Ich rätsele ja immer noch über das Abhängigkeitsverhältnis: Folgt der Untergang des Abendlandes dem Untergang des Sozialismus, oder dieser jenem? Ich habe bislang eigentlich eher die erste Variante favorisiert, bin aber nun eines Reliktes ansichtig geworden, das mich zweifeln läßt.

Recto:

DDR-Orden

Verso:

DDR-Orden, hinten

Oho:

Auf sozialistische Art zu leben, erfordert auf sozialistische Art zu arbeiten

Da haben die Damen und Herren Arbeiterbefreier es also tatsächlich geschafft, in einem Satz von 11 Worten und zwei Perioden zwei Kommafehler zu setzen, und das, wohlgemerkt, auf einem Orden und nicht in einem KARO-Heft, auf dem “Herbert Biermann, 3. Klasse, Deutsch” steht. Tatsächlich gehört dort, wo das Komma steht, keines hin, während dort, wohin eines gehört, keins steht. Der erweiterte Infinitiv mit zu erfordert ein Komma, wenn die Infinitiv-Konstruktion objektwertig ist, und er erfordert kein Komma, wenn sie subjektwertig ist. Folglich hätte der Satz müssen korrekt so geschrieben worden sein:

Auf sozialistische Art zu leben erfordert, auf sozialistische Art zu arbeiten

Heißt es nicht, die Sprache ist das erste Opfer des Niedergang? – Müßte es aber. Kein Wunder, daß Hermann L. Gremliza sich vom Sozialismus abgewandt hat …

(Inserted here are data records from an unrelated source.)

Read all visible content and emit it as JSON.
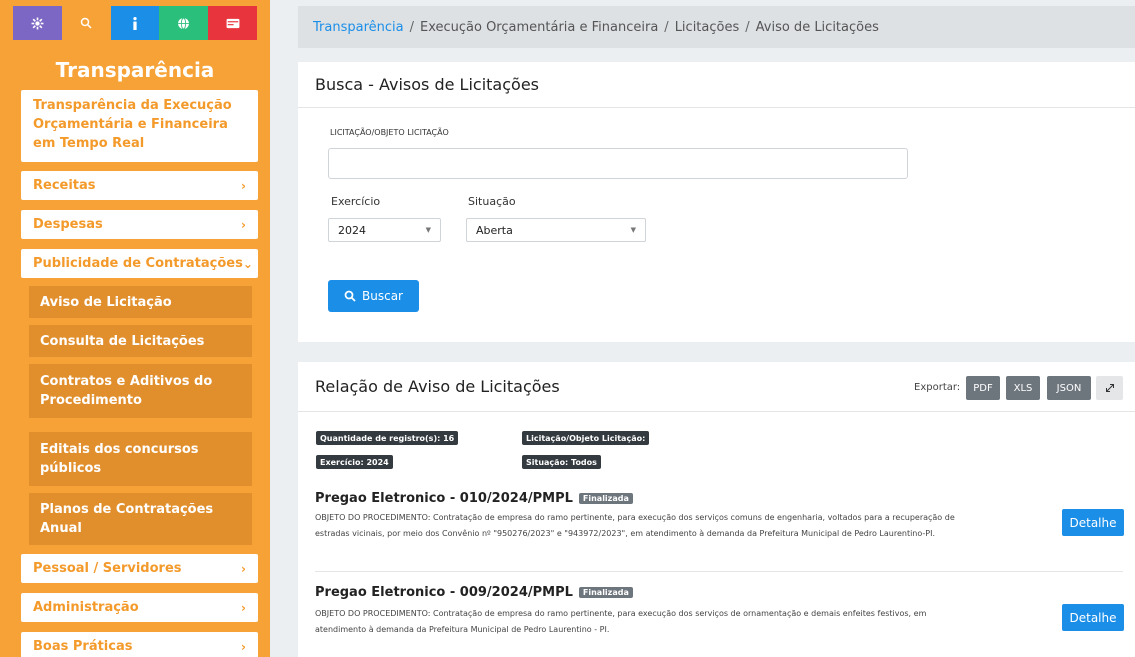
{
  "sidebar": {
    "title": "Transparência",
    "top_icons": [
      "gear-icon",
      "search-icon",
      "info-icon",
      "globe-icon",
      "id-card-icon"
    ],
    "main_item": "Transparência da Execução Orçamentária e Financeira em Tempo Real",
    "items": [
      {
        "label": "Receitas"
      },
      {
        "label": "Despesas"
      },
      {
        "label": "Publicidade de Contratações"
      },
      {
        "label": "Pessoal / Servidores"
      },
      {
        "label": "Administração"
      },
      {
        "label": "Boas Práticas"
      }
    ],
    "sub_items": [
      {
        "label": "Aviso de Licitação"
      },
      {
        "label": "Consulta de Licitações"
      },
      {
        "label": "Contratos e Aditivos do Procedimento"
      },
      {
        "label": "Editais dos concursos públicos"
      },
      {
        "label": "Planos de Contratações Anual"
      }
    ]
  },
  "breadcrumb": {
    "root": "Transparência",
    "parts": [
      "Execução Orçamentária e Financeira",
      "Licitações",
      "Aviso de Licitações"
    ]
  },
  "search": {
    "title": "Busca - Avisos de Licitações",
    "field_label": "LICITAÇÃO/OBJETO LICITAÇÃO",
    "field_value": "",
    "exercicio_label": "Exercício",
    "exercicio_value": "2024",
    "situacao_label": "Situação",
    "situacao_value": "Aberta",
    "button": "Buscar"
  },
  "results": {
    "title": "Relação de Aviso de Licitações",
    "export_label": "Exportar:",
    "export_buttons": [
      "PDF",
      "XLS",
      "JSON"
    ],
    "tags": {
      "quantidade": "Quantidade de registro(s): 16",
      "licitacao": "Licitação/Objeto Licitação:",
      "exercicio": "Exercício: 2024",
      "situacao": "Situação: Todos"
    },
    "items": [
      {
        "title": "Pregao Eletronico - 010/2024/PMPL",
        "status": "Finalizada",
        "desc1": "OBJETO DO PROCEDIMENTO: Contratação de empresa do ramo pertinente, para execução dos serviços comuns de engenharia, voltados para a recuperação de",
        "desc2": "estradas vicinais, por meio dos Convênio nº \"950276/2023\" e \"943972/2023\", em atendimento à demanda da Prefeitura Municipal de Pedro Laurentino-PI.",
        "button": "Detalhe"
      },
      {
        "title": "Pregao Eletronico - 009/2024/PMPL",
        "status": "Finalizada",
        "desc1": "OBJETO DO PROCEDIMENTO: Contratação de empresa do ramo pertinente, para execução dos serviços de ornamentação e demais enfeites festivos, em",
        "desc2": "atendimento à demanda da Prefeitura Municipal de Pedro Laurentino - PI.",
        "button": "Detalhe"
      }
    ]
  },
  "colors": {
    "sidebar": "#f6a236",
    "primary": "#1b8ee8",
    "submenu": "#e18f2c"
  }
}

  7 Responses to “Vorbote des Untergangs”

  1. Wenn der Ährenkranz eckig sein darf, dann darf auch das Komma bekümmern. Ich halte dagegen die doppelte Moppelei des Emblems für ästhetisch anstößig.

  2. >> Kein Wunder, daß Hermann L. Gremliza sich vom Sozialismus abgewandt hat … <<

    Wohin hat sich Gremliza denn eigentlich gewandt?

  3. Jan Filip Geldsack

    Ah, die legende lebt.

    Wohin hat sich Gremliza denn eigentlich gewandt?

    Offenkundig beherrscht HLG die Kunst, sich von etwas abzuwenden, ohne sich etwas anderem zuzuwenden.

    Ich hätte lustig gefunden, wenn er dem Islam beigetreten wäre …

  4. Wenn der Ährenkranz eckig sein darf, dann darf auch das Komma bekümmern. Ich halte dagegen die doppelte Moppelei des Emblems für ästhetisch anstößig.

    Die Alternative wäre dann aber der Kopf Frieda Huckauf gewesen.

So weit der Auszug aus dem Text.